CPLR 5003-a (e) provides that “[i]n the event that a settling defendant fails to promptly pay all sums as required by subdivisions (a), (b), and (c) of this section, any unpaid plaintiff may enter judgment, without further notice, against such settling defendant who has not paid.” However, where there is a lien with a right of subrogation to collect the amount of the lien directly from the defendant, the general release and stipulation of settlement must provide for release of said lien or the release is defective. (See Liss v Brigham Park Coop. Apts. Sec.

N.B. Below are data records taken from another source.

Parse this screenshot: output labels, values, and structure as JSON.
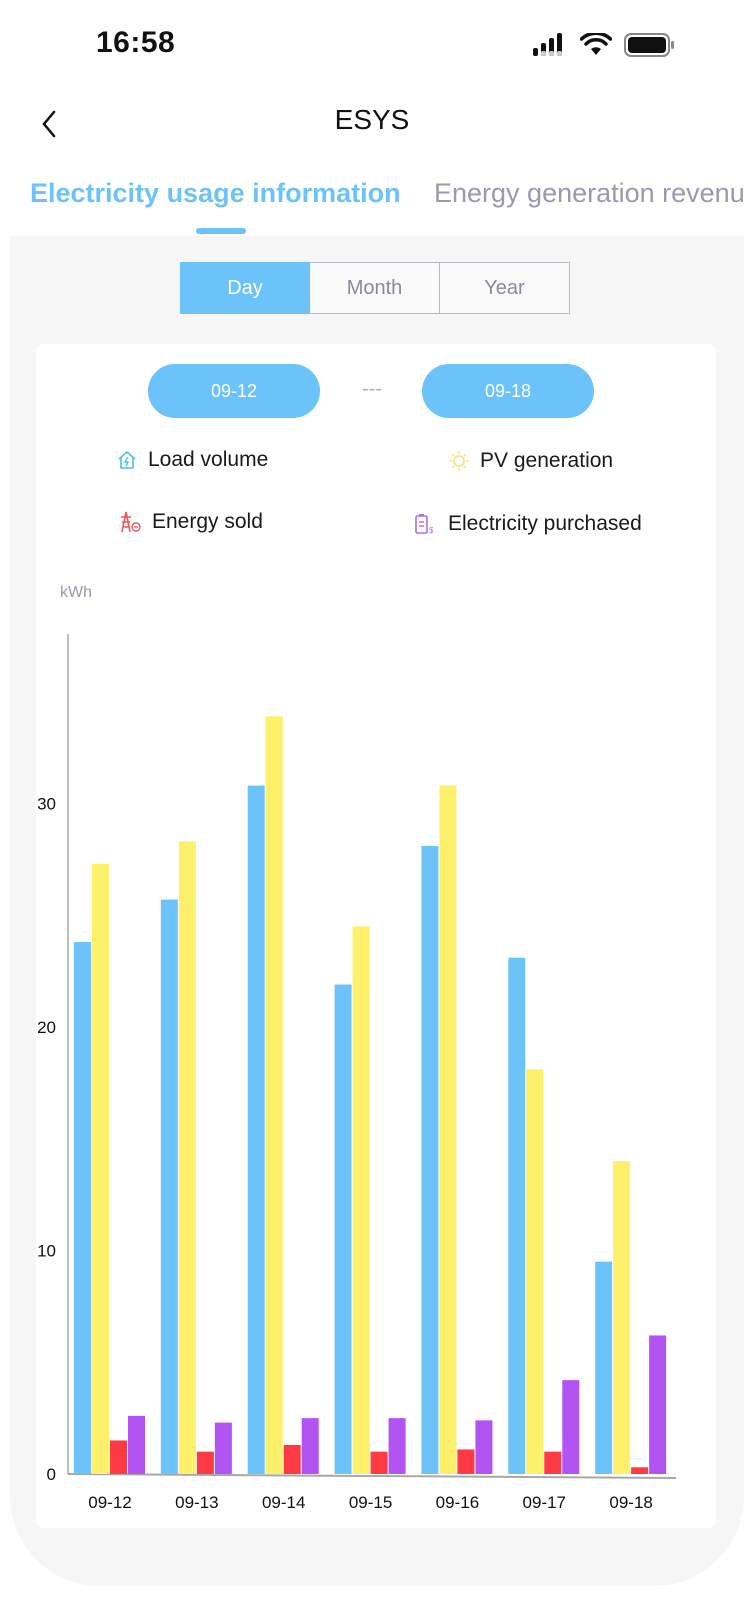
{
  "status_bar": {
    "time": "16:58"
  },
  "header": {
    "title": "ESYS"
  },
  "tabs": [
    {
      "label": "Electricity usage information",
      "active": true
    },
    {
      "label": "Energy generation revenue",
      "active": false
    }
  ],
  "period_selector": {
    "options": [
      "Day",
      "Month",
      "Year"
    ],
    "selected": "Day"
  },
  "date_range": {
    "start": "09-12",
    "separator": "---",
    "end": "09-18"
  },
  "legend": [
    {
      "label": "Load volume",
      "icon": "house-lightning-icon",
      "color": "#6cc3f9"
    },
    {
      "label": "PV generation",
      "icon": "sun-icon",
      "color": "#fdf06b"
    },
    {
      "label": "Energy sold",
      "icon": "power-tower-icon",
      "color": "#fe3b45"
    },
    {
      "label": "Electricity purchased",
      "icon": "battery-dollar-icon",
      "color": "#b154f2"
    }
  ],
  "chart_data": {
    "type": "bar",
    "title": "",
    "xlabel": "",
    "ylabel": "kWh",
    "ylim": [
      0,
      37
    ],
    "yticks": [
      0,
      10,
      20,
      30
    ],
    "grid": false,
    "legend_position": "top",
    "categories": [
      "09-12",
      "09-13",
      "09-14",
      "09-15",
      "09-16",
      "09-17",
      "09-18"
    ],
    "series": [
      {
        "name": "Load volume",
        "color": "#6cc3f9",
        "values": [
          23.8,
          25.7,
          30.8,
          21.9,
          28.1,
          23.1,
          9.5
        ]
      },
      {
        "name": "PV generation",
        "color": "#fdf06b",
        "values": [
          27.3,
          28.3,
          33.9,
          24.5,
          30.8,
          18.1,
          14.0
        ]
      },
      {
        "name": "Energy sold",
        "color": "#fe3b45",
        "values": [
          1.5,
          1.0,
          1.3,
          1.0,
          1.1,
          1.0,
          0.3
        ]
      },
      {
        "name": "Electricity purchased",
        "color": "#b154f2",
        "values": [
          2.6,
          2.3,
          2.5,
          2.5,
          2.4,
          4.2,
          6.2
        ]
      }
    ]
  }
}
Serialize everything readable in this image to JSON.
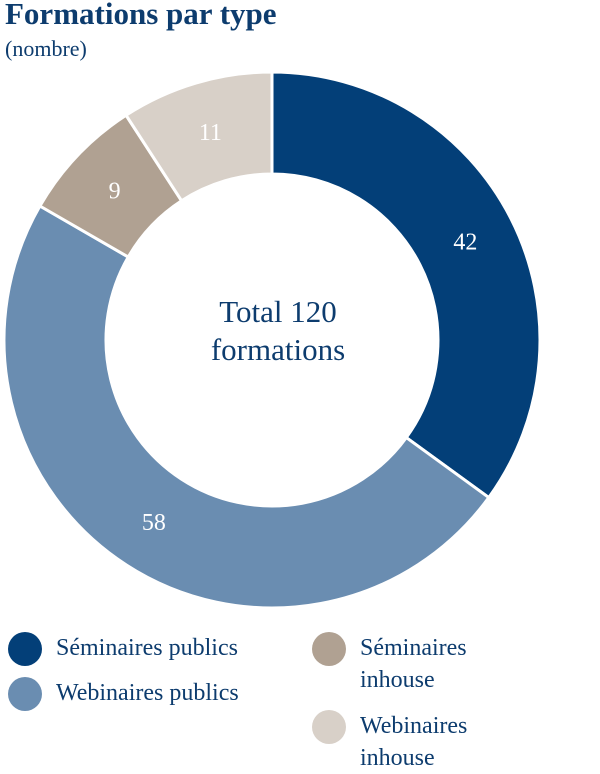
{
  "chart_data": {
    "type": "donut",
    "title": "Formations par type",
    "subtitle": "(nombre)",
    "center_label": [
      "Total 120",
      "formations"
    ],
    "categories": [
      "Séminaires publics",
      "Webinaires publics",
      "Séminaires inhouse",
      "Webinaires inhouse"
    ],
    "values": [
      42,
      58,
      9,
      11
    ],
    "colors": [
      "#033f78",
      "#6a8db1",
      "#b0a192",
      "#d8d0c8"
    ]
  }
}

No. 3, 264 AD2d 717 [2d Dept 1999].)
Although plaintiff sent a release and stipulation of discontinuance to defendant, the release did not provide for satisfaction of the lien. Moreover, the lienholder never agreed to allow plaintiff’s attorney to hold the money in escrow or serve as *601escrow agent. (See Grossman v Fieland, 107 AD2d 659 [2d Dept 1985]; 55 NY Jur 2d Escrows § 3.) Therefore, defendant is subject to an independent lawsuit by the lienholder. Finally, the release given by plaintiff did not state that defendant would be held harmless or indemnified for all costs and expenses, including attorney’s fees, if the lienholder decided to exercise its subrogation rights against defendant. Therefore, the release was invalid. (See Liss v Brigham Park Coop. Apts. Sec. No. 3, supra.) Consequently, the judgment must be vacated. Unless and until a motion to vacate the settlement and restore the case to the trial calendar is made, the case will remain deemed settled. Upon plaintiffs tendering of a valid release, defendant will be required to make payment within the time frame set forth in the CPLR.
In view of the foregoing, defendant’s motion is granted to the extent that the judgment is vacated. Defendant’s request for attorney’s fees and costs is denied.